Their motive? Push trees. The strain? Matwetwe.
Viewers also get to witness the evolution of Little Brown Kau, the human-cow boeta who was a constant feature on the epic comedy sketch show Pure Monate Show.
It’s a dope one, despite the missed opportunity of having the sound of li-cricket feature prominently, what with the film unfolding over the course of a New Year’s eve.
Talk has abounded about how the feature-length tragicomedy, adopted for screenplay and directed by grootman van dala Kagiso Lediga, was not marketed properly.

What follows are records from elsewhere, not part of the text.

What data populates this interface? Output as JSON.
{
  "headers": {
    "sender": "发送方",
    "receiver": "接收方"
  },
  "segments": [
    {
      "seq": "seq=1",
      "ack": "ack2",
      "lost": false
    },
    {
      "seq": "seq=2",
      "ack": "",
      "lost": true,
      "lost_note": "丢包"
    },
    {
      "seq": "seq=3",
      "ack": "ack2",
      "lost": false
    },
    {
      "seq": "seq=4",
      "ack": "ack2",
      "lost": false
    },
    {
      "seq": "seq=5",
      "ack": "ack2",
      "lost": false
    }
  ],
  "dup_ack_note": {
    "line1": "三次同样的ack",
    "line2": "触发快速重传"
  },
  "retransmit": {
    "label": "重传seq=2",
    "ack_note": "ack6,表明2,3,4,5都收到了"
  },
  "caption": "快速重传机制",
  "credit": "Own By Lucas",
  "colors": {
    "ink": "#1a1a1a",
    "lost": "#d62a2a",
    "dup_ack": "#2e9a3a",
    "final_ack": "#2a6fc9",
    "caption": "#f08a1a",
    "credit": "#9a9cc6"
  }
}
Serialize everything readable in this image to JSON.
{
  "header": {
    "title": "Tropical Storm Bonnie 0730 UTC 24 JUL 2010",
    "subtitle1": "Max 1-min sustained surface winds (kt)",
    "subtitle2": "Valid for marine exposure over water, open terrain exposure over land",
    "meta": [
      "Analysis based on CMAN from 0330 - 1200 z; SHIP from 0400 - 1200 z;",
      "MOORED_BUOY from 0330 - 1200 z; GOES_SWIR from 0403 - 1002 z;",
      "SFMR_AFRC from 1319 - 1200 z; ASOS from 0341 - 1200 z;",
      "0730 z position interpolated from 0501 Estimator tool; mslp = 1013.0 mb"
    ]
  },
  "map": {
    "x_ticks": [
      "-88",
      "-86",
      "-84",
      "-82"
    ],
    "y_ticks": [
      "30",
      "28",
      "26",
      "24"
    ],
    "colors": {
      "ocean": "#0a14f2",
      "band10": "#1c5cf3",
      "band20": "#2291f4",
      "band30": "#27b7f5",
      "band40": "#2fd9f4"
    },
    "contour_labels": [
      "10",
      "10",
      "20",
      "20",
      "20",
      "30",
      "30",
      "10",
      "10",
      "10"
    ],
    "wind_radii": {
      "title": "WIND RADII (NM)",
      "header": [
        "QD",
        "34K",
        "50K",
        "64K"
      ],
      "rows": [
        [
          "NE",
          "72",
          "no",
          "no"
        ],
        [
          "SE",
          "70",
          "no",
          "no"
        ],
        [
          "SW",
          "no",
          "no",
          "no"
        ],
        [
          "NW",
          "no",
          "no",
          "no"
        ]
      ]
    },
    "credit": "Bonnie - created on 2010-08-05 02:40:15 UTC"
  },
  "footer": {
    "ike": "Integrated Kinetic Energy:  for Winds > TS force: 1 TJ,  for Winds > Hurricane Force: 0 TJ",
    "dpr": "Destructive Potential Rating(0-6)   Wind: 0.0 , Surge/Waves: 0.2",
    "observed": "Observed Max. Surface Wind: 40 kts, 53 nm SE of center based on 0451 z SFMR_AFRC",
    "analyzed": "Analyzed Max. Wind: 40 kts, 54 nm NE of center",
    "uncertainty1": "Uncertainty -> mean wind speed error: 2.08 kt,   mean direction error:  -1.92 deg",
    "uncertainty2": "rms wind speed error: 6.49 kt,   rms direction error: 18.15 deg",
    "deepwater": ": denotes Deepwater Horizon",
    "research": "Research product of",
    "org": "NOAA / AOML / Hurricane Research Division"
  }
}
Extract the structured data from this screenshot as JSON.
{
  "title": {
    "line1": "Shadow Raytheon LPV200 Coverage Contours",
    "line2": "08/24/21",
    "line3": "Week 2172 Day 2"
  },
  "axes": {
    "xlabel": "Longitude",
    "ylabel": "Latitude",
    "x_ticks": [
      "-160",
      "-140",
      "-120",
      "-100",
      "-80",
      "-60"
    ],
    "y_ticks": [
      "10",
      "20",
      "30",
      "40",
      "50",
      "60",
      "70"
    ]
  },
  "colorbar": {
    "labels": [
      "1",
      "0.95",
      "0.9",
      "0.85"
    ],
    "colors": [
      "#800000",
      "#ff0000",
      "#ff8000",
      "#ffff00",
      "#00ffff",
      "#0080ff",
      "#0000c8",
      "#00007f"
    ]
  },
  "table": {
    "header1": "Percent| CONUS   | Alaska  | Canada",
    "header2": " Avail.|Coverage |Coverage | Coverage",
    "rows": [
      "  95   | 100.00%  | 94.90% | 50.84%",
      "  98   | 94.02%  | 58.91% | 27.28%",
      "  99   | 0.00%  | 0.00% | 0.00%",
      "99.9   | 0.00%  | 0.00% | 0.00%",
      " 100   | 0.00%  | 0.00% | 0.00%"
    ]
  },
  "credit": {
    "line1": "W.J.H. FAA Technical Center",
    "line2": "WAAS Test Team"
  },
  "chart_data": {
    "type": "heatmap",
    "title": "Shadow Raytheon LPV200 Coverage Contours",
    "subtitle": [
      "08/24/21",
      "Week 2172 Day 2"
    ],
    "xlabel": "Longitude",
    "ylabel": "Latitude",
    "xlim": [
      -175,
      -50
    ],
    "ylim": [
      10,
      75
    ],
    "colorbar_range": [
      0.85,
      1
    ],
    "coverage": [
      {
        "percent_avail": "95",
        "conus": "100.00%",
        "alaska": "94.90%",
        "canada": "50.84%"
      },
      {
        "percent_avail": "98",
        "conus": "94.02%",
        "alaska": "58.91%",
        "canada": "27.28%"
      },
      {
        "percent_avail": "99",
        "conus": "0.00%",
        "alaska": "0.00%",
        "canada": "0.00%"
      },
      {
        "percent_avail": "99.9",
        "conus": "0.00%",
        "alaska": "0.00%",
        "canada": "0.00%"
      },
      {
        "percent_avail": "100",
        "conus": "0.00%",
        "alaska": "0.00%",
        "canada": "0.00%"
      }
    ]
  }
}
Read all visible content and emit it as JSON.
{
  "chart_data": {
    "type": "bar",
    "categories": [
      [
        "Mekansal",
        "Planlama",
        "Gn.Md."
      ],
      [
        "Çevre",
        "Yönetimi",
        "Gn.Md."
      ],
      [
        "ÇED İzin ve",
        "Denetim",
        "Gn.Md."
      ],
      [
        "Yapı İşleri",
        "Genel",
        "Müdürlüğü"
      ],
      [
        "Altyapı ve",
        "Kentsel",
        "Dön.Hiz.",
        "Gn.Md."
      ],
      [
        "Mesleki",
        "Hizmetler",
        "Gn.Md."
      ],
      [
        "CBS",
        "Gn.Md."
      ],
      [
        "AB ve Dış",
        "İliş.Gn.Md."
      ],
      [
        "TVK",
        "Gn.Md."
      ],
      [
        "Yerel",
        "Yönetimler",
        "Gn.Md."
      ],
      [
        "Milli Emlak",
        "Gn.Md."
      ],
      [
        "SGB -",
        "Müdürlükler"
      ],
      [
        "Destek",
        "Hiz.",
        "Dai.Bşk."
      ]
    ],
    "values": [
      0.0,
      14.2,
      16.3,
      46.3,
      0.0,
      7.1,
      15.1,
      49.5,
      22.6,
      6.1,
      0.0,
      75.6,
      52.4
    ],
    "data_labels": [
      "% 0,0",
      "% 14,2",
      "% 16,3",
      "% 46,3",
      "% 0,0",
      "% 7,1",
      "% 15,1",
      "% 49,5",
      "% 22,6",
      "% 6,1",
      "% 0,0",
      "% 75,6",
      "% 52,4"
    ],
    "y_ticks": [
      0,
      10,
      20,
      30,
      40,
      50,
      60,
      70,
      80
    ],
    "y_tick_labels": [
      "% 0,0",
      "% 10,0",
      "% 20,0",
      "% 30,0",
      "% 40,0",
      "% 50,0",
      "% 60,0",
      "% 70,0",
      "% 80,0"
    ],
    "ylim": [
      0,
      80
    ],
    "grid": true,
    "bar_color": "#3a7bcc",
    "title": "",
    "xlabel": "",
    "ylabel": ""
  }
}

It’s not clear what properly means, and one doubts that people who ascribe power to that statement have taken time to observe the mechanics of a pale skin-favouring industry.
The film ecosystem in South Africa doesn’t sway to the whims of black filmmakers.
Here are two promotional ideas the Executive Producers and their strategists could have considered:
-The music selection on the film is top notch. Songs by Khuli Chana, Itai Hakim, Zoocci Coke Dope and Dr Philip Tabane’s Malombo interact with the storyline in cautious and intricate ways. The selection helps drive the narrative, which results in an enjoyable watch. So, why not make a playlist of the music featured, and make a deal with Apple Music and Spotify to feature it prominently on their front stores on the Friday during which your film opens?
-There is no on-line home for the film. No website, no social media. This means missed opportunities to sell merchandise. The possibilities are limitless; limited edition prints, collaborations with craftsmen and illustrators, and so forth.
- Matwetwe is currently on circuit at cinemas and independent film houses throughout South Africa.